HERBERN Am Anfang stand eine gute Idee: Ascheberg, Lüdinghausen und Drensteinfurt werben gemeinsam an der Autobahn mit einem großen Schild. Darauf sind die Burg Vischering, Schloss Westerwinkel und Haus Steinfurt zu sehen und die drei Ortsnamen zu lesen. Das war 2006. Jetzt ist alles anders.

von Von Wolfgang Gumprich

, 26.03.2009, 16:05 Uhr / Lesedauer: 1 min
Politiker verärgert: Autobahnschild soll künftig nur mit Burg Vischering werben

So sah der Entwurf der Gemeinde für das Autobahnschild aus.

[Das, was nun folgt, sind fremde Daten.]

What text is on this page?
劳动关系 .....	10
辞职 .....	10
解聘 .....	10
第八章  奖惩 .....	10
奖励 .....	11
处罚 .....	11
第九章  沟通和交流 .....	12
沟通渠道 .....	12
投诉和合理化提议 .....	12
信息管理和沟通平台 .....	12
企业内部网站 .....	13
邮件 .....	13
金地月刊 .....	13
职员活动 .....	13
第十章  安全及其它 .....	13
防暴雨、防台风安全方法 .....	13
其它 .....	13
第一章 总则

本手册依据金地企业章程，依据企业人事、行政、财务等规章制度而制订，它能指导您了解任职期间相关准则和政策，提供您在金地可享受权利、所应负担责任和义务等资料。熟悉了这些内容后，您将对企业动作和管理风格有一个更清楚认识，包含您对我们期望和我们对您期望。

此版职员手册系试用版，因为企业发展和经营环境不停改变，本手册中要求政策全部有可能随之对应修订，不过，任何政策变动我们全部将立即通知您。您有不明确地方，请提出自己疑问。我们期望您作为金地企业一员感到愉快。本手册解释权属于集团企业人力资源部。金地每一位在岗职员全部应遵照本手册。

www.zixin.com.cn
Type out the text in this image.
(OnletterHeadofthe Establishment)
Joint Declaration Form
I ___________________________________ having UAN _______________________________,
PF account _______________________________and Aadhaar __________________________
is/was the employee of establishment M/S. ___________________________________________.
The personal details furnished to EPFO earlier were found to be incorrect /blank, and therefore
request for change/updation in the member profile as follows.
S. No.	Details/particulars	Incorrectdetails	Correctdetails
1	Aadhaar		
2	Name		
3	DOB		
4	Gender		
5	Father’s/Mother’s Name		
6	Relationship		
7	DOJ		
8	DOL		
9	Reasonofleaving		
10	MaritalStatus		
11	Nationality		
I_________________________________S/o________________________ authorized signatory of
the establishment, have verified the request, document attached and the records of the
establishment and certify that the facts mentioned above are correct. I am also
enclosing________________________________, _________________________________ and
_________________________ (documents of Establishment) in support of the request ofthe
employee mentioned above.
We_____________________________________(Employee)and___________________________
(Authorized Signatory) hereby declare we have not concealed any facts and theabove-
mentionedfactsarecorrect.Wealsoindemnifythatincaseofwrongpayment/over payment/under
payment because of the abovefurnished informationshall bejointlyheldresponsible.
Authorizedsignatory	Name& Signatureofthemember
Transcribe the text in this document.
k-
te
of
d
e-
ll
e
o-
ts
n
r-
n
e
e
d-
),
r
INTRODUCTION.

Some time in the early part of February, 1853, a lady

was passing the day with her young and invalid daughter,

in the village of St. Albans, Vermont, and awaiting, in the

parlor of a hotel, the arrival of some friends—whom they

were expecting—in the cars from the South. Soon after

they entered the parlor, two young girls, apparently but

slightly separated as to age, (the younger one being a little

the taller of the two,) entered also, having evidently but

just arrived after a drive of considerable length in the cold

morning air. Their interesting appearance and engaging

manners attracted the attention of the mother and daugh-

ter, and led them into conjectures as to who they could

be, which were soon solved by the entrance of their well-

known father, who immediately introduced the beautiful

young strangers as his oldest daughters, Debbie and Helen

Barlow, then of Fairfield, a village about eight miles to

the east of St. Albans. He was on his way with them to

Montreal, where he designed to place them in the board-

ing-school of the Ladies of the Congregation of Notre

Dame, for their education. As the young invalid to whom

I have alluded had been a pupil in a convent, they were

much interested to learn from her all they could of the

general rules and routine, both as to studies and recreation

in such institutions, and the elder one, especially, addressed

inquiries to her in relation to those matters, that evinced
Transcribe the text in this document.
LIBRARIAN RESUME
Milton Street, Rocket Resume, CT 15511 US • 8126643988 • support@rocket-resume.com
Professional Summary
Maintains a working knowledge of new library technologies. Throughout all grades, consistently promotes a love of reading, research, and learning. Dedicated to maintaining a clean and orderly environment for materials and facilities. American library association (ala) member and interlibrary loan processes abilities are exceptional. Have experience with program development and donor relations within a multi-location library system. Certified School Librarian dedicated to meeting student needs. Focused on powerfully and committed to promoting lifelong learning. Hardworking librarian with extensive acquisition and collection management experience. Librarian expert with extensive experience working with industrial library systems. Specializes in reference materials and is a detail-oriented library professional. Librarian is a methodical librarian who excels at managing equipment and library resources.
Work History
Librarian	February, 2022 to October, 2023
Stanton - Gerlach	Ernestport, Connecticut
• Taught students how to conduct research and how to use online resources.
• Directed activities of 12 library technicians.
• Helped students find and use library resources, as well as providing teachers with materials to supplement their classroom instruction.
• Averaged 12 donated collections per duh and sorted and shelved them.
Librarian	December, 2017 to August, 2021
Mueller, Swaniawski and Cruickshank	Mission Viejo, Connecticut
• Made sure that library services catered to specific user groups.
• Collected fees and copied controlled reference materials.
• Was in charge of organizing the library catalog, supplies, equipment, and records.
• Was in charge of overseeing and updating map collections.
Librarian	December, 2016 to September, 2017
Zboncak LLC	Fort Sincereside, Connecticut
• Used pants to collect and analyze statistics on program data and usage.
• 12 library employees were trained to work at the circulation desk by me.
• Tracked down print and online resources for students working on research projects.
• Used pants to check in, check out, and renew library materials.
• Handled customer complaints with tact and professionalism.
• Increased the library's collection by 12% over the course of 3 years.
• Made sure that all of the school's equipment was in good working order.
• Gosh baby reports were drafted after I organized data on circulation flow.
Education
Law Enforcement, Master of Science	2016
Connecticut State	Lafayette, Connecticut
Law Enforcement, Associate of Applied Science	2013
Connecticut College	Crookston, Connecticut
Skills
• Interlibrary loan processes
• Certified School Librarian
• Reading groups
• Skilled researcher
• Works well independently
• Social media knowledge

Das war den Politikern im Wirtschaftsförderungsausschuss am Dienstag dann doch zuviel. „Wir werden von Straßen NRW schlecht behandelt“, schimpfte Peter Leyers (FDP) und spielte auf das Vorgehen des Landesbetriebs bei der Ortsumgehung Ottmarsbocholt an. Maria Schulte-Loh (CDU) ergänzte, es sei langsam unerträglich, Ausschussvorsitzender Josef Reher sprach von einem „Schildbürgerstreich“. Beigeordneter Klaus Limbrock nahm den Landesbetrieb ein wenig in Schutz, es sei in Gelsenkirchen ein Arbeitskreis mit Tourismus-Experten zu diesem Ergebnis gekommen. Einstimmig beschloss der Ausschuss, auf ein Schild zu verzichten.